You need strict limits in place for flexible working to actually work

Videocalls are for Fridays and Mondays. Emails are for Mornings and late afternoons. To prevent our attention fragmenting, we need to rediscover the value of limitations

It is hard for me to remember now, but when I joined Ogilvy in 1988, to perform almost any kind of work, you had to be in an office.

This was where your post and faxes arrived. Your desk phone was where people called you. The office was also home to essential equipment. If you weren’t at your desk, you were probably in the basement queuing to use a photocopier the size of a small car.

Of the tasks and interactions which comprised the working week in 1988, 95 per cent were time or place dependent. Indeed, almost everything time dependent – i.e., all synchronous forms of communication – was also place dependent.

What has changed since? Technologically, almost everything; behaviourally, not much. Email is neither time or place dependent, yet people still battle on to crowded trains, only to spend the first hour of their day doing something they could do at home. With the advent of decent desktop video conferencing, many meetings are now no longer place dependent, yet people still commute five days a week. Today there is almost no part of office work which requires your presence aside from two still vital activities: planned face-to-face meetings and – no less important – random social interaction.

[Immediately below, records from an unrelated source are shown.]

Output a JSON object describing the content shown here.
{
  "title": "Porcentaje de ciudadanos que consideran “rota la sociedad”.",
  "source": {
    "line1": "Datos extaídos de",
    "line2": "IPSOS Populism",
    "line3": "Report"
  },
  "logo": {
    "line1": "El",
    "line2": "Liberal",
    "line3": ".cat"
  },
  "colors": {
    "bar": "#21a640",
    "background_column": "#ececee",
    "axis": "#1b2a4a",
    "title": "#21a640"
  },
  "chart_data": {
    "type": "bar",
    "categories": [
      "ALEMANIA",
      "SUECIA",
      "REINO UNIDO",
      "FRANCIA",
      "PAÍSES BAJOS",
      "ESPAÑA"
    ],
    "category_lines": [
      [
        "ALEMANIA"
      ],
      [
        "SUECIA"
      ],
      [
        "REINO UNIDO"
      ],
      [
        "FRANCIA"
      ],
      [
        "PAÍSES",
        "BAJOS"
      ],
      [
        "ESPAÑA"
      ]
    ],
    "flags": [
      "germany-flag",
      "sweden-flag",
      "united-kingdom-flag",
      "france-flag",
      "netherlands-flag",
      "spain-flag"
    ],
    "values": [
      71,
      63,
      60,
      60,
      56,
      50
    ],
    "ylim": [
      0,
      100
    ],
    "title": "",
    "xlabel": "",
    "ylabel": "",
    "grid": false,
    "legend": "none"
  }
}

Of course, any two people will disagree about how essential close proximity is to effective teamwork. This varies greatly from job to job and, by temperament, from one person to another. But one thing has inarguably changed in the last 32 years: the proportion of one’s work which demands your presence has dropped from 95 per cent to significantly under 80. The reason this 80 per cent figure matters is that, once we all collectively agree to concentrate our time-dependent and place-dependent activities into four days of the working week, it leaves us room to be more flexible about where we spend the fifth. Similarly, if we all condense face to face activities into fewer hours of the day, parents may no longer need to juggle their careers with other responsibilities. And those contemplating retirement need no longer face a crude binary choice: either attend at set hours for 40 hours a week or else don’t work at all.

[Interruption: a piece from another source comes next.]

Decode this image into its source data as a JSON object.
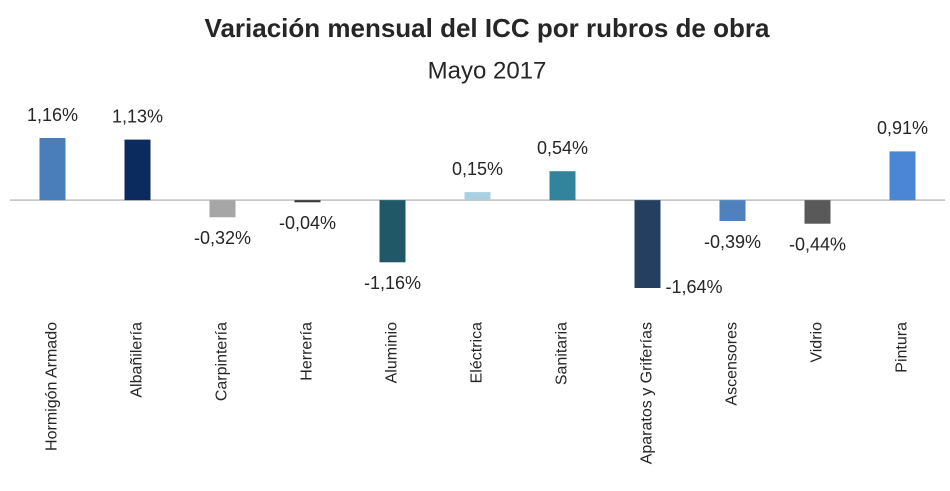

This partitioning is starting to emerge informally: British train station car parks are noticeably half-empty on Fridays, as more commuters work from home. But the practice could move from being a furtive convenience to a widely accepted norm. On both sides of the Atlantic, proposed legislation will help. In the UK, MP Helen Whately has put forward a bill which would require all advertised jobs to be flexible by default, unless a good reason was provided to the contrary.

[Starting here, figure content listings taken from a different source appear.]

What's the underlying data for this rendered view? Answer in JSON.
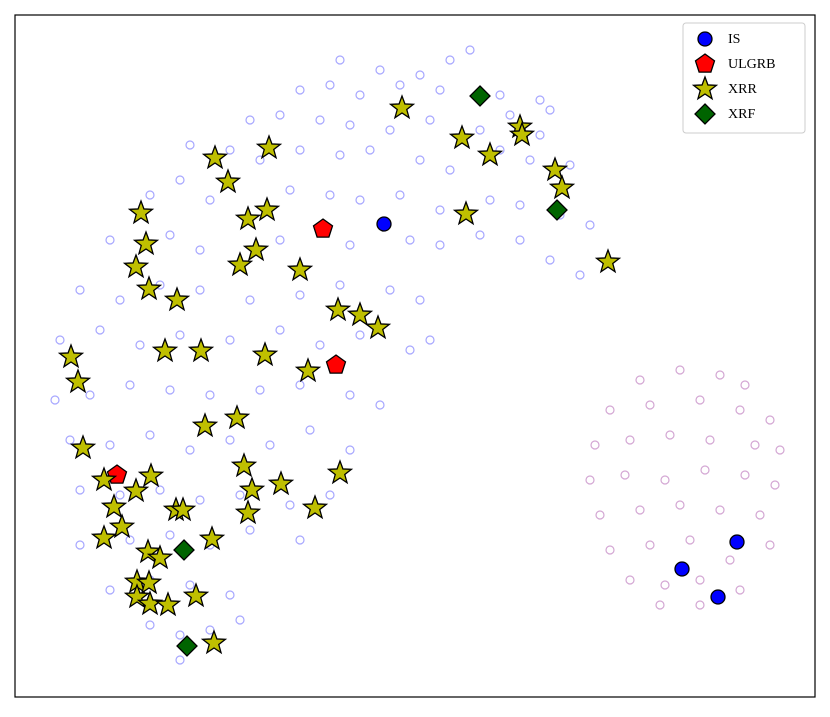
{
  "chart_data": {
    "type": "scatter",
    "xlim": [
      15,
      815
    ],
    "ylim": [
      697,
      15
    ],
    "legend": "upper right",
    "series": [
      {
        "color": "#0000ff",
        "marker": "circle",
        "filled": false,
        "x": [
          450,
          470,
          420,
          380,
          340,
          300,
          330,
          360,
          400,
          440,
          500,
          540,
          550,
          250,
          280,
          320,
          350,
          390,
          430,
          480,
          510,
          540,
          190,
          230,
          260,
          300,
          340,
          370,
          420,
          450,
          500,
          530,
          570,
          150,
          180,
          210,
          290,
          330,
          360,
          400,
          440,
          490,
          520,
          560,
          590,
          110,
          170,
          200,
          280,
          350,
          410,
          440,
          480,
          520,
          550,
          580,
          80,
          120,
          160,
          200,
          250,
          300,
          340,
          390,
          420,
          60,
          100,
          140,
          180,
          230,
          280,
          320,
          360,
          410,
          430,
          55,
          90,
          130,
          170,
          210,
          260,
          300,
          350,
          380,
          70,
          110,
          150,
          190,
          230,
          270,
          310,
          350,
          80,
          120,
          160,
          200,
          240,
          290,
          330,
          80,
          130,
          170,
          210,
          250,
          300,
          110,
          150,
          190,
          230,
          150,
          180,
          210,
          240,
          180
        ],
        "y": [
          60,
          50,
          75,
          70,
          60,
          90,
          85,
          95,
          85,
          90,
          95,
          100,
          110,
          120,
          115,
          120,
          125,
          130,
          120,
          130,
          115,
          135,
          145,
          150,
          160,
          150,
          155,
          150,
          160,
          170,
          150,
          160,
          165,
          195,
          180,
          200,
          190,
          195,
          200,
          195,
          210,
          200,
          205,
          215,
          225,
          240,
          235,
          250,
          240,
          245,
          240,
          245,
          235,
          240,
          260,
          275,
          290,
          300,
          285,
          290,
          300,
          295,
          285,
          290,
          300,
          340,
          330,
          345,
          335,
          340,
          330,
          345,
          335,
          350,
          340,
          400,
          395,
          385,
          390,
          395,
          390,
          385,
          395,
          405,
          440,
          445,
          435,
          450,
          440,
          445,
          430,
          450,
          490,
          495,
          490,
          500,
          495,
          505,
          495,
          545,
          540,
          535,
          545,
          530,
          540,
          590,
          580,
          585,
          595,
          625,
          635,
          630,
          620,
          660
        ]
      },
      {
        "color": "#800080",
        "marker": "circle",
        "filled": false,
        "x": [
          640,
          680,
          720,
          745,
          610,
          650,
          700,
          740,
          770,
          595,
          630,
          670,
          710,
          755,
          780,
          590,
          625,
          665,
          705,
          745,
          775,
          600,
          640,
          680,
          720,
          760,
          610,
          650,
          690,
          730,
          770,
          630,
          665,
          700,
          740,
          660,
          700
        ],
        "y": [
          380,
          370,
          375,
          385,
          410,
          405,
          400,
          410,
          420,
          445,
          440,
          435,
          440,
          445,
          450,
          480,
          475,
          480,
          470,
          475,
          485,
          515,
          510,
          505,
          510,
          515,
          550,
          545,
          540,
          560,
          545,
          580,
          585,
          580,
          590,
          605,
          605
        ]
      },
      {
        "name": "IS",
        "color": "#0000ff",
        "marker": "circle",
        "filled": true,
        "x": [
          384,
          682,
          737,
          718
        ],
        "y": [
          224,
          569,
          542,
          597
        ]
      },
      {
        "name": "ULGRB",
        "color": "#ff0000",
        "marker": "pentagon",
        "filled": true,
        "x": [
          323,
          336,
          117
        ],
        "y": [
          229,
          365,
          475
        ]
      },
      {
        "name": "XRR",
        "color": "#bfbf00",
        "marker": "star",
        "filled": true,
        "x": [
          402,
          462,
          490,
          520,
          522,
          555,
          562,
          466,
          608,
          215,
          269,
          228,
          141,
          248,
          267,
          146,
          136,
          256,
          240,
          300,
          149,
          177,
          338,
          360,
          378,
          165,
          201,
          265,
          308,
          71,
          78,
          237,
          205,
          83,
          244,
          340,
          104,
          136,
          151,
          252,
          281,
          114,
          248,
          315,
          176,
          183,
          122,
          104,
          212,
          148,
          160,
          137,
          149,
          137,
          150,
          168,
          196,
          214
        ],
        "y": [
          108,
          138,
          155,
          127,
          135,
          170,
          188,
          214,
          262,
          158,
          148,
          182,
          213,
          219,
          210,
          244,
          267,
          250,
          265,
          270,
          289,
          300,
          310,
          315,
          328,
          351,
          351,
          355,
          371,
          357,
          382,
          418,
          426,
          448,
          466,
          473,
          480,
          491,
          476,
          490,
          484,
          507,
          513,
          508,
          510,
          510,
          527,
          538,
          539,
          552,
          558,
          582,
          583,
          597,
          604,
          605,
          596,
          643
        ]
      },
      {
        "name": "XRF",
        "color": "#006400",
        "marker": "diamond",
        "filled": true,
        "x": [
          480,
          557,
          184,
          187
        ],
        "y": [
          96,
          210,
          550,
          646
        ]
      }
    ]
  }
}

But, aside from the employee benefits, there is another reason we should try partitioning our work, with different chunks of the day and week explicitly dedicated to different modes of interaction: quite simply, it is likely that, in aggregate, new technology may have diminished worker productivity by making the working day too scrappy. One unseen advantage of location-dependent work in 1988 was that the limitations of place provided focus: in a photocopier room you photocopied; in a meeting room you met. Now that we can do everything everywhere, we may lay waste our mental powers in too frequently shifting attention from one task to another.

To recapture this focus – while still benefitting from new technology – we will rediscover the value of limitations, but now it will be limitations of time, not place. Videocalls are for Fridays and Mondays. Emails are for Mornings and late afternoons. And, when in the office, don’t stare mutely at a damn screen – talk to someone. It’s what the office is for.